Malgré les assurances répétées des pouvoirs publics sur la disponibilité des produits alimentaires et la stabilité des prix durant le mois de Ramadhan — et même après l’Aïd El Fitr — la réalité observée sur les marchés raconte une tout autre histoire.
Ainsi, sur le terrain, le consommateur algérien continue de subir une hausse vertigineuse du coût de la vie, sans protection effective face aux pratiques spéculatives.
Une fin de Ramadhan particulièrement éprouvante
En effet, traditionnellement, les prix s’envolent durant la première semaine du Ramadhan avant de connaître un relatif apaisement.
Cette année, la tendance s’est inversée : c’est la dernière semaine qui a littéralement mis à rude épreuve le budget des ménages, ravivant les inquiétudes des familles aux revenus modestes.
À l’approche de l’Aïd El Fitr, période de forte consommation, de nombreux commerçants ont augmenté de façon spectaculaire les prix de produits pourtant essentiels.
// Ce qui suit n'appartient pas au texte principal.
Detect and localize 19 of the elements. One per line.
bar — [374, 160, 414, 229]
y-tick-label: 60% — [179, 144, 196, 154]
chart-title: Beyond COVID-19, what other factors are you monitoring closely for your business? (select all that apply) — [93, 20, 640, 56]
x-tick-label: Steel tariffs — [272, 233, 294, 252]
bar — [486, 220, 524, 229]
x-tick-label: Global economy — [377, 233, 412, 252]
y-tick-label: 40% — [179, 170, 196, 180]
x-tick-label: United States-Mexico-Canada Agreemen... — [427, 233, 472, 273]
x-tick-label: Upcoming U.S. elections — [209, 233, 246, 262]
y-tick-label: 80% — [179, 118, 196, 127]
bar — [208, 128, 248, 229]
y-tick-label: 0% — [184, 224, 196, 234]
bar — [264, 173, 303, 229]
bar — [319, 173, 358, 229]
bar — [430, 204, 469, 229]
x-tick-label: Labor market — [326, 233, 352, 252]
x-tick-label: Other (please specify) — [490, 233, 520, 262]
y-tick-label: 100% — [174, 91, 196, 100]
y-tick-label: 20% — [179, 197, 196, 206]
Certaines denrées ont même vu leurs tarifs doubler, voire tripler, transformant ce mois de spiritualité et de solidarité en l’une des périodes les plus coûteuses de l’année pour les foyers algériens.
Des prix jugés « indécents » sur les marchés
Au vieux marché de Ghardaïa, souvent considéré comme un baromètre du commerce local, la flambée des prix est particulièrement visible.
Plusieurs produits de base atteignent des niveaux rarement observés :
- Poulet : 410 DA/kg
- Viande d’agneau : plus de 2 600 DA/kg
- Viande congelée : 1 480 DA/kg
- Pomme de terre : 65 DA/kg
- Tomate : 120 DA/kg
- Poivron : 200 DA/kg
- Salade verte : 250 DA le kilogramme
- Haricots verts : 300 DA/kg
- Concombre : 250 DA/kg
- Courgette : 100 DA/kg
- Chou-fleur : 130 DA l’unité
- Betterave : 100 DA/kg
Les fruits ne sont pas épargnés : la banane atteint 450 DA/kg, tandis que la pomme locale — notamment la variété Golden — frôle les 700 DA/kg.
Des consommateurs contraints mais résignés
Face à ces tarifs, de nombreux citoyens arpentent les marchés sans rien acheter, découragés par des prix jugés excessifs.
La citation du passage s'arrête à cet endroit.